Mr Whittingdale added: “I have suggested that Facebook and Google could contribute into the existing scheme to support public service reporting and courts would be a very good place in which that contribution would be used to employ professional journalists.”

He explained that while he had had some preliminary talks with the internet giants, they had not been “immediately enthusiastic”.

Mr Whittingdale said companies like Facebook and Google made “huge sums of money” from content, and the Government was consulting on the idea of introducing a social media levy, with the money used to address challenges created by the growth of the internet.

He said the proceeds of a social media levy could be used to bolster the approach already established with the BBC for council reporting, adding: “To ensure not just council chambers are supported, but that we are able to see local justice being done.”

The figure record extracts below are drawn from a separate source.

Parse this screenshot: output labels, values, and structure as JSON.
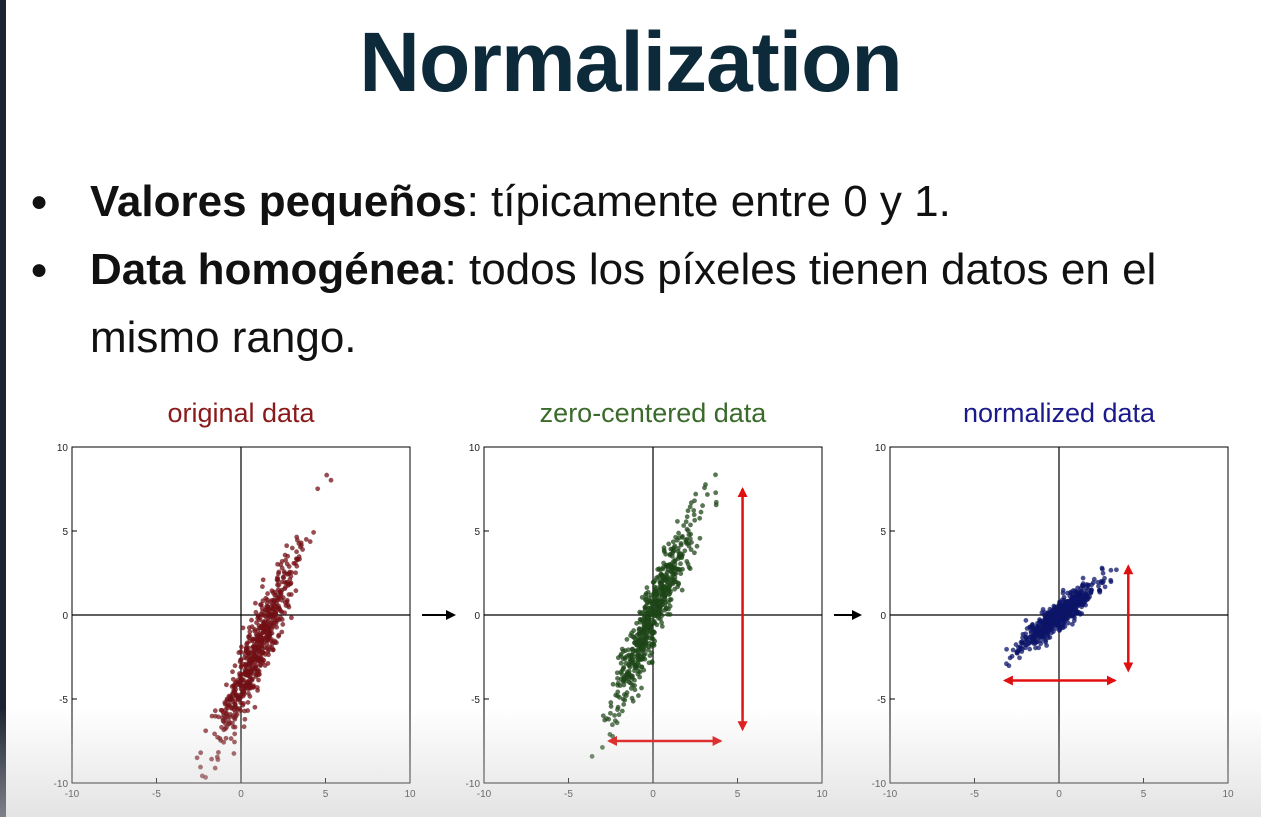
{
  "slide": {
    "title": "Normalization",
    "bullets": [
      {
        "bold": "Valores pequeños",
        "rest": ": típicamente entre 0 y 1."
      },
      {
        "bold": "Data homogénea",
        "rest": ": todos los píxeles tienen datos en el mismo rango."
      }
    ]
  },
  "chart_data": [
    {
      "type": "scatter",
      "title": "original data",
      "title_color": "#8b1a1a",
      "point_color": "#7a0f14",
      "xlim": [
        -10,
        10
      ],
      "ylim": [
        -10,
        10
      ],
      "xticks": [
        "-10",
        "-5",
        "0",
        "5",
        "10"
      ],
      "yticks": [
        "10",
        "5",
        "0",
        "-5",
        "-10"
      ],
      "distribution": {
        "mean": [
          1.0,
          -2.0
        ],
        "sx": 1.2,
        "sy": 2.8,
        "rho": 0.93,
        "n": 600,
        "seed": 3
      },
      "arrows": []
    },
    {
      "type": "scatter",
      "title": "zero-centered data",
      "title_color": "#3a6b2a",
      "point_color": "#1d4a17",
      "xlim": [
        -10,
        10
      ],
      "ylim": [
        -10,
        10
      ],
      "xticks": [
        "-10",
        "-5",
        "0",
        "5",
        "10"
      ],
      "yticks": [
        "10",
        "5",
        "0",
        "-5",
        "-10"
      ],
      "distribution": {
        "mean": [
          0,
          0
        ],
        "sx": 1.2,
        "sy": 2.8,
        "rho": 0.93,
        "n": 600,
        "seed": 7
      },
      "arrows": [
        {
          "from": [
            5.3,
            7.5
          ],
          "to": [
            5.3,
            -6.8
          ]
        },
        {
          "from": [
            -2.6,
            -7.5
          ],
          "to": [
            4.0,
            -7.5
          ]
        }
      ]
    },
    {
      "type": "scatter",
      "title": "normalized data",
      "title_color": "#1a1a8c",
      "point_color": "#0b1470",
      "xlim": [
        -10,
        10
      ],
      "ylim": [
        -10,
        10
      ],
      "xticks": [
        "-10",
        "-5",
        "0",
        "5",
        "10"
      ],
      "yticks": [
        "10",
        "5",
        "0",
        "-5",
        "-10"
      ],
      "distribution": {
        "mean": [
          0,
          0
        ],
        "sx": 1.1,
        "sy": 0.95,
        "rho": 0.9,
        "n": 600,
        "seed": 11
      },
      "arrows": [
        {
          "from": [
            4.1,
            2.9
          ],
          "to": [
            4.1,
            -3.3
          ]
        },
        {
          "from": [
            -3.2,
            -3.9
          ],
          "to": [
            3.3,
            -3.9
          ]
        }
      ]
    }
  ],
  "flow_arrow_color": "#000000",
  "annotation_arrow_color": "#e01010",
  "axis_color": "#000000"
}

In a bid to boost court reporting HMCTS has launched a team dedicated to promoting press coverage of courts.

It will bring together representatives from HMCTS and across the media who will look at ways to build strong relationships between media organisations and their local courts.

The group – which will make recommendations to HMCTS CEO Susan Acland-Hood – will include representatives of the Society of Editors and the News Media Association, and the Judicial Office, and will be chaired by Ed Owen, the Head of Communications for HMCTS.

The launch of the initiative on Thursday was also attended by former Lord Chief Justice, Lord Judge, Ian McGregor, The Society of Editors President and Emeritus Editor of the Telegraph, John Whittingdale MP and Ian Murray, Society of Editors executive director.

Highlighting the importance of court reporting, Lord Judge said: “In a country governed by the rule of law, the importance of the press is a constitutional necessity.”

He added: “Justice is not a cloistered virtue. It does not happen behind closed doors.”